When’s the last time you walked out of a movie theatre feeling like you hadn’t been ripped off? Am I the only person whose mind wasn’t bent or blown by Inception? Ellen was there to walk you through it after all. $20+ with the stale popcorn to watch someone fold Paris in half, I can do that with a post card. Stale popcorn/stale movies, I couldn’t even drag myself to see Black Swan. Anyway, I was walking down Bank Hey Street in Blackpool about 25 years ago and I thought I’d have a bit of a bob about in HMV, (which was a large, high street store that used to sell music CDs, videos and INXS posters. (Or Heather Locklear posters if you were in the US)). And there, stacked up on an endcap, was a French movie called Betty Blue, in french!  I was immediately drawn to the (award-winning) poster.

     ‘They’re taking a bit of a gamble putting a movie with subtitles on a big display aren’t they?’ I thought to myself. ‘This is Blackpool after all, not Leeds. It looks really good though. What’s it all about? 37 degrees centigrade in the morning? That must be really hot then.’ I didn’t know too much about celsius or French Movies and they were asking some astronomical price like 12 quid for it – all my drinking money for the week basically. But, I bought it anyway.

There are only a few movies that I’ve watched over and over again. The Graduate, Annie Hall, Withnail and I & Betty Blue. It turns out that it was a fantastic movie, containing everything that the British secretly love about the French but hate the French too much to admit; Healthy uninhibited sex, smoking cigarettes with panache and attacking rude people with sharp metal objects. Betty Blue has all of this in spades, as well as – something else the Brits can envy – extended periods of sunshine, in fact, most of the movie takes place in a cinematically perfect sunrise or sunset, with skies like blood oranges on sapphire.

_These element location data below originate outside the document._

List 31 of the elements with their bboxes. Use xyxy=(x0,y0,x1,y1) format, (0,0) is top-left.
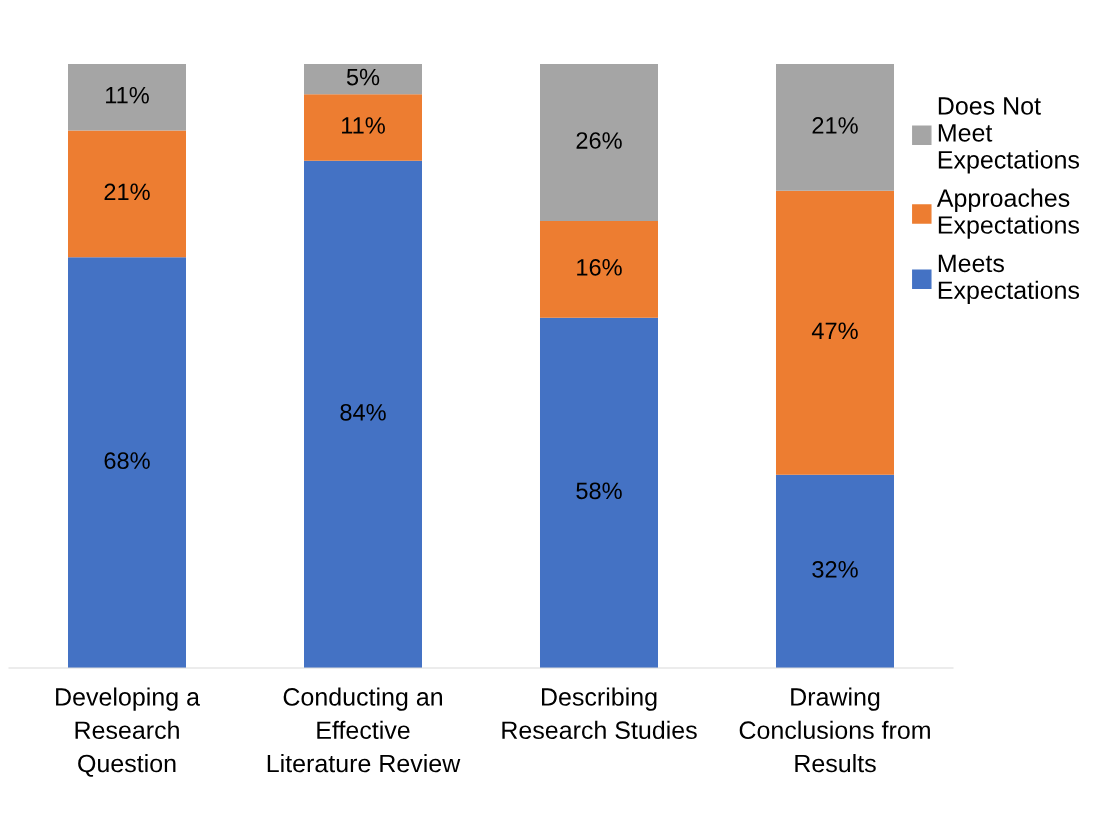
bar xyxy=(304,94,422,161)
data-label: 26% xyxy=(576,132,622,149)
bar xyxy=(304,160,422,668)
x-tick-label: Drawing Conclusions from Results xyxy=(739,687,930,773)
x-tick-label: Describing Research Studies xyxy=(502,687,697,740)
bar xyxy=(776,64,894,191)
data-label: 11% xyxy=(106,86,149,104)
legend-label: Meets Expectations xyxy=(938,254,1080,305)
data-label: 84% xyxy=(340,403,386,421)
data-label: 68% xyxy=(104,452,150,469)
bar xyxy=(68,130,186,258)
bar xyxy=(776,190,894,475)
bar xyxy=(304,64,422,95)
bar xyxy=(540,64,658,222)
bar xyxy=(68,257,186,668)
data-label: 16% xyxy=(577,258,622,276)
data-label: 58% xyxy=(576,482,622,500)
data-label: 11% xyxy=(342,117,385,134)
bar xyxy=(540,221,658,318)
data-label: 32% xyxy=(812,560,858,578)
bar xyxy=(776,474,894,668)
bar xyxy=(68,64,186,131)
data-label: 21% xyxy=(812,117,858,134)
legend-label: Does Not Meet Expectations xyxy=(938,97,1080,174)
data-label: 5% xyxy=(346,68,380,86)
bar xyxy=(540,317,658,668)
legend-label: Approaches Expectations xyxy=(936,188,1080,239)
data-label: 47% xyxy=(811,322,858,340)
data-label: 21% xyxy=(104,183,150,201)
x-tick-label: Conducting an Effective Literature Review xyxy=(267,687,461,773)
x-tick-label: Developing a Research Question xyxy=(56,687,200,777)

So I get it home, thinking how cool all my friends are going to think I am owning a French Film and everything and how they’re all going to want to borrow it and stuff. I slap it in and not knowing what to expect and the opening scene turns out to be two people on a bed, on the other side of a room, doing it. Now this isn’t the kind of slow mo, filtered, closed eyed, fake ecstasy, hollywood sex that we’re all familiar with. This is two people, who’ve only been seeing each other for a week, completely in sync, lost in the moment and making love ‘for real’. Then the camera slowly, slowly starts approaching the bed and you feel like an intruder, recognising that yes, this is exactly what it’s like and well, you kind of want to give them some privacy but of course, you can’t look away.

Zorg is pushing 30 and cooling his heels in a dead-end job, but he has a nice pad and works in the sunshine and seems happy enough, but a few years ago he wrote a crazy, kinetic splat of a novel that the world surely needs to read, but right now it’s just stuck in a closet. Enter Betty, a young, sexually charged, whack job who crash lands in his life, discovers his novel & literally burns his house down to get him moving again. And off they go, to Paris and beyond, having increasingly crazy adventures and meeting weird and weirder folk as Zorg gets closer to a book deal and Betty slowly succumbs to absolute madness.

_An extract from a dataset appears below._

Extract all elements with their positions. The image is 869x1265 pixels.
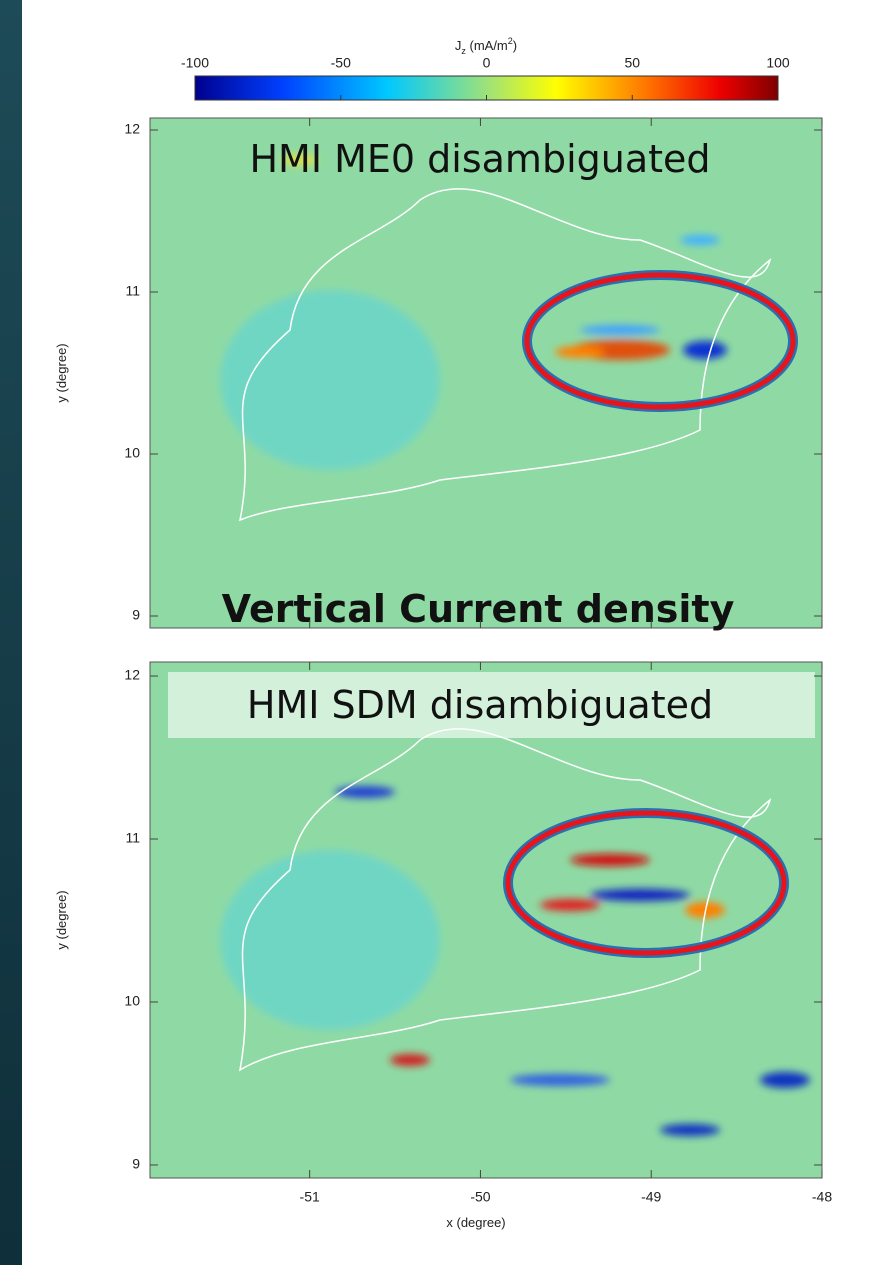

The great thing about this movie, apart from the way it looks, is that it’s a true tragi-comic masterpiece; it’s really funny, slapstick, wacky, bizarre and also really sad; wonderful free spirited girl who’d do anything to keep her guy, can’t help loosing her mind. Beatrice Dalle, one suspects, could not act her way out of a paper bag, (although she did play a convincing blind person in A Night on Earth) but in this movie she doesn’t have to, she just is Betty and the fact that her acting is bad, somehow makes her all the more a believable as a loony. Jean-Hugues Anglade as Zorg, is fantastic as always  (remember him in that very ‘dark’ very ‘cool’ french film Killing Zoe? One of those second-rate, indy movies shoehorned into your life because you enjoyed Pulp Fiction?) Anglade is a gifted comic but also endearing and unintentionally cool. His penis also has a large part in the film and almost deserves a separate credit for it’s hair-raising stunt work. ‘Zorg, put some undies on for God’s sake! That oven is on, you know?’ But what really makes the movie are the minor characters that Zorg and Betty bounce off. Director, Jean-Jacques Beineix, makes all them all so relateable and so lovable with, or even because, of their foibles. He treats these strange people with such compassion and tells their stories with such humour, that after the movie is done – and there is no a happy ending here –  you have a sence still, of all these flawed, fragile but essentially kind people, just trying to get on with it but stumbling under all that wonderfully unnecessary, french, philosophical baggage. You have to own this movie, don’t rent or stream it, don’t borrow it either. Buy it and watch it whenever you’re feeling Blue.

Now available on Blu Ray; Betty Blue always looked great and having seen it so many times, seeing it now, it feels like I’m watching a Pixar movie, maybe too great and the deleted scenes that showed up in the Director’s Cut a few years ago are not here and it doesn’t really matter, Zorg robs a bank! Betty abducts a child! Two hours is plenty. Your heart couldn’t take much more.